Großer Preis von Frankreich 1935

Start zum Großen Preis von Frankreich
Rudolf Caracciola bei der Zieldurchfahrt, vor der mit Zuschauern gefüllten Haupttribüne

Der XXI. Große Preis von Frankreich (XXI Grand Prix de l’Automobile Club de France)[1] fand am 23. Juni 1935 auf dem Autodrome de Linas-Montlhéry in Frankreich statt. Als Grande Épreuve zählte er zur Grand-Prix-Europameisterschaft 1935 und wurde nach den Bestimmungen der Internationalen Grand-Prix-Formel (Rennwagen bis maximal 750 kg Leergewicht; 85 cm Mindestbreite; Renndistanz mindestens 500 km) über 40 Runden à 12,504 km ausgetragen, was einer Gesamtdistanz von 500,160 km entsprach.

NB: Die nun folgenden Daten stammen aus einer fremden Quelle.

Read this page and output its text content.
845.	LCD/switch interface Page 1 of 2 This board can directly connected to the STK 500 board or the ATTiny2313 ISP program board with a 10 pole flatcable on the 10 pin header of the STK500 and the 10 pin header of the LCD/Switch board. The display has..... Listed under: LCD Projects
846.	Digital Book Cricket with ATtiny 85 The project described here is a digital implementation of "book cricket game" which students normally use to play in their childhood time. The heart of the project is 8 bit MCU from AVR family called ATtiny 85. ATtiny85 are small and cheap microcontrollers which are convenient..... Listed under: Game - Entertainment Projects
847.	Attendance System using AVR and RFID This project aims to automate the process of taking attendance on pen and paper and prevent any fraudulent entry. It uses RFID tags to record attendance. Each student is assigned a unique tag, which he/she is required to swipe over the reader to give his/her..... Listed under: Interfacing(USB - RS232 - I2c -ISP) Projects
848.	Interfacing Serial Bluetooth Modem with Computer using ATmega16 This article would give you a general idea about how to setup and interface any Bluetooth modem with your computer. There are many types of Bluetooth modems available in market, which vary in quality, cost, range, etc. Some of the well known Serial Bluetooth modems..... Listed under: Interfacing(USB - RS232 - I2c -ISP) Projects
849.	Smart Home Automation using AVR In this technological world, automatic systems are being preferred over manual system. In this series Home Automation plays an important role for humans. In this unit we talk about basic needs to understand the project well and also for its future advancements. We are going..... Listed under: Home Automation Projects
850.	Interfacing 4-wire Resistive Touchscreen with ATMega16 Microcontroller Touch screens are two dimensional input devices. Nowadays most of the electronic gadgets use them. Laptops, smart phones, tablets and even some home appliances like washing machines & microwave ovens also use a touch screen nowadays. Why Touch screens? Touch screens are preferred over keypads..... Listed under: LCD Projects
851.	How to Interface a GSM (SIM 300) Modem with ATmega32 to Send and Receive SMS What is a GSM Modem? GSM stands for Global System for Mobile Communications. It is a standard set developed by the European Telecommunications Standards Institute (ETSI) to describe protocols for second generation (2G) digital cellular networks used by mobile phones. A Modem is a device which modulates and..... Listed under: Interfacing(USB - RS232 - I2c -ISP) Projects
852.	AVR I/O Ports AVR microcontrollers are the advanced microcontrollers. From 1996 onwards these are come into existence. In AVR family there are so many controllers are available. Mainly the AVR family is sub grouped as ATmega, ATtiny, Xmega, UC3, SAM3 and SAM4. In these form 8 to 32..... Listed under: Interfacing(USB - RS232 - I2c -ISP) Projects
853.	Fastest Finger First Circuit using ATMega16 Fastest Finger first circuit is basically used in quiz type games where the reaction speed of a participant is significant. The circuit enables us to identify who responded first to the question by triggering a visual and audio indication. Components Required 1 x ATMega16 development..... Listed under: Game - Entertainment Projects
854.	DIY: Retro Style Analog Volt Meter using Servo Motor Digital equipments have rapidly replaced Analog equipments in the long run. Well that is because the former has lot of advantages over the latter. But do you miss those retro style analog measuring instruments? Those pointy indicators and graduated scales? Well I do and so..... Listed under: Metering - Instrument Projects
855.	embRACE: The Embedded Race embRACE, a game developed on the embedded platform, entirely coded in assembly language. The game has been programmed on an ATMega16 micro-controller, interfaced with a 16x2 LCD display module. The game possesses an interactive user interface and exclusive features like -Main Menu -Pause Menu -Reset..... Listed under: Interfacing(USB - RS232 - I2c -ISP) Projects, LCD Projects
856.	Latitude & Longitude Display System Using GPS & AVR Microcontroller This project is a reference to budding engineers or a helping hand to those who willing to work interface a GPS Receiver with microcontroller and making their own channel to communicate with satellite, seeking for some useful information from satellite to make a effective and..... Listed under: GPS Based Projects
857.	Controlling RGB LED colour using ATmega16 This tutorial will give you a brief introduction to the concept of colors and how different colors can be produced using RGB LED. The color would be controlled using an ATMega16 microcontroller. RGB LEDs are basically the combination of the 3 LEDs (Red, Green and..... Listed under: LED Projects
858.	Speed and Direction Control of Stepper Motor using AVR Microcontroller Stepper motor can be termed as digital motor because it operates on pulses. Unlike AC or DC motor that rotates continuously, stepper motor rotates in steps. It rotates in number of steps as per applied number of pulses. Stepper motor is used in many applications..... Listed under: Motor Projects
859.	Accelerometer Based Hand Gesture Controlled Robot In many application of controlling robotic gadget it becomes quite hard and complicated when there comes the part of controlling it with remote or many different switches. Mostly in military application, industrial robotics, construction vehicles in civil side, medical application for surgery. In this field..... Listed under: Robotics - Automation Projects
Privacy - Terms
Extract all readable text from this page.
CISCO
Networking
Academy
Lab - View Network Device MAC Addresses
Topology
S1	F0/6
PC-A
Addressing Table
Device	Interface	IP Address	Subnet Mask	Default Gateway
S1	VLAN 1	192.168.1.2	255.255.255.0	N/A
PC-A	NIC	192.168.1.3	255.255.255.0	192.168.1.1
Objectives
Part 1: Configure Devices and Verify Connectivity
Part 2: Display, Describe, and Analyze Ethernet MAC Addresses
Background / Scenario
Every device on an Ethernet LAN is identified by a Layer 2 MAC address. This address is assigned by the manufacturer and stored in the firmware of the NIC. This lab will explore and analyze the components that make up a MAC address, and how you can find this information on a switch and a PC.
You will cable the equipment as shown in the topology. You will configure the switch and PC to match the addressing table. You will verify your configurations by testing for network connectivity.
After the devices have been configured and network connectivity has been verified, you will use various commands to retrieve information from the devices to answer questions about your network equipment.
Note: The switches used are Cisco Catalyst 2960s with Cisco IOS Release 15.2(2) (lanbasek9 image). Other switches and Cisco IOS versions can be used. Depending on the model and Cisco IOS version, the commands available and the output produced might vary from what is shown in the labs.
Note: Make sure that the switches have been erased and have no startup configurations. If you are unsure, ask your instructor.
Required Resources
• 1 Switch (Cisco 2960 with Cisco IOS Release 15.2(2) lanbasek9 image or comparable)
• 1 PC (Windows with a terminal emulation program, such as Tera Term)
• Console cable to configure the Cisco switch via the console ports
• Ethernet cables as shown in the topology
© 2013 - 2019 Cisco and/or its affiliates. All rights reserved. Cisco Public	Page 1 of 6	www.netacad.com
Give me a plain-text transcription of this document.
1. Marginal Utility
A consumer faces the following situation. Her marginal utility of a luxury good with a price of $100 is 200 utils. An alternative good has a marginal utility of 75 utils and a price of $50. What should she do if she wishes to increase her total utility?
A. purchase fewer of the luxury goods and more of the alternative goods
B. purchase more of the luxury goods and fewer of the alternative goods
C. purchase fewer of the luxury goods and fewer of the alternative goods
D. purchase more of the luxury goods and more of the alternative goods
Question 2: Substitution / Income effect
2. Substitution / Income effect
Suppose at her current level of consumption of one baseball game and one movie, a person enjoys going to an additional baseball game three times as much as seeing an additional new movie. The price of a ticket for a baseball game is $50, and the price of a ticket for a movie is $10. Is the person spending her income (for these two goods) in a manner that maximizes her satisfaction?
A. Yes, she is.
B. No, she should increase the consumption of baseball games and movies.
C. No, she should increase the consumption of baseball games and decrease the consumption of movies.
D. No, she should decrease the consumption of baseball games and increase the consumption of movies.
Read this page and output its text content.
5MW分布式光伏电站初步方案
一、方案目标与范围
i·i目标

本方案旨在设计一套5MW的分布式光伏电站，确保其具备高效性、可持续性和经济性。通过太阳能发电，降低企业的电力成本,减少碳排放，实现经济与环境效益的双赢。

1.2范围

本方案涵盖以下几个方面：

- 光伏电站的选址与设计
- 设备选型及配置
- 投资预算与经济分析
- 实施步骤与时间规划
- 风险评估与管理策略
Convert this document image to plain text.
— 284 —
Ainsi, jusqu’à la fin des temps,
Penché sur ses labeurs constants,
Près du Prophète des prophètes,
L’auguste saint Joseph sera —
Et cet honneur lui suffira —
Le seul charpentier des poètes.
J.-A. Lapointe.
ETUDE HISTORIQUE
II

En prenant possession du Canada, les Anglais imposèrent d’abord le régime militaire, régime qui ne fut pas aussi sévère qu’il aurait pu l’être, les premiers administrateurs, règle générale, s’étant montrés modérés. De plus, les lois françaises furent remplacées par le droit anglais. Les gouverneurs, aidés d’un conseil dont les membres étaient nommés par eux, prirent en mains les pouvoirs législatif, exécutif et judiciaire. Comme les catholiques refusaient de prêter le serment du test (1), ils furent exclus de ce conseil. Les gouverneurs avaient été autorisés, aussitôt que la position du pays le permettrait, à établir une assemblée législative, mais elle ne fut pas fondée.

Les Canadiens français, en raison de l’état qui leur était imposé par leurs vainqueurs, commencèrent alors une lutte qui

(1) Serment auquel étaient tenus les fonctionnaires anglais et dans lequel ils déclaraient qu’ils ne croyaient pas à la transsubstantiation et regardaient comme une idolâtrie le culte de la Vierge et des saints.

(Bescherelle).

Sieger wurde Rudolf Caracciola auf Mercedes-Benz W 25, der damit den Grundstein für den Gewinn des Europameistertitels in diesem Jahr legte.

Rennen

Gemäß den Ausschreibebedingungen waren pro Hersteller bis zu vier Wagen zugelassen, aber bei insgesamt zwölf Meldungen von sechs Teams hatte keines davon die erlaubte Anzahl voll ausgeschöpft. Vor allem die Mercedes-Benz-Mannschaft war angesichts der anhaltenden Erfolgsserie bei den vorangegangenen Rennen in Monaco, Tripolis, sowie auf der AVUS und auf dem Nürburgring – absolut entschlossen, die im Vorjahr erlittene Scharte wieder wettzumachen, und war bereits Wochen zuvor angereist, um sich mit einem umfangreichen Trainings- und Testprogramm auf das Rennen optimal vorzubereiten. Mit der bewährten Mannschaft aus Rudolf Caracciola, Luigi Fagioli und Manfred von Brauchitsch ging das Team als entsprechend klarer Favorit ins offizielle Training, das jetzt erstmals auch beim französischen Grand Prix zur Ermittlung der Startaufstellung gewertet wurde.

Dennoch war es aber das Team der Auto Union, das das Geschehen zunächst dominierte und mit dem Trainingsschnellsten Achille Varzi zusammen mit Hans Stuck zwei der drei Positionen in der ersten Startreihe errang. Dritter Fahrer im Team war Bernd Rosemeyer, der sich nach seinem ersten Automobilrennen auf der Avus und seinem zweiten Platz beim Eifelrennen mittlerweile bereits den angestammten Platz von Hermann zu Leiningen in der Mannschaft gesichert hatte, sich in Montlhéry aber noch einmal mit einem etwas älteren Modell der Auto-Union-Rennwagen zufriedengeben musste.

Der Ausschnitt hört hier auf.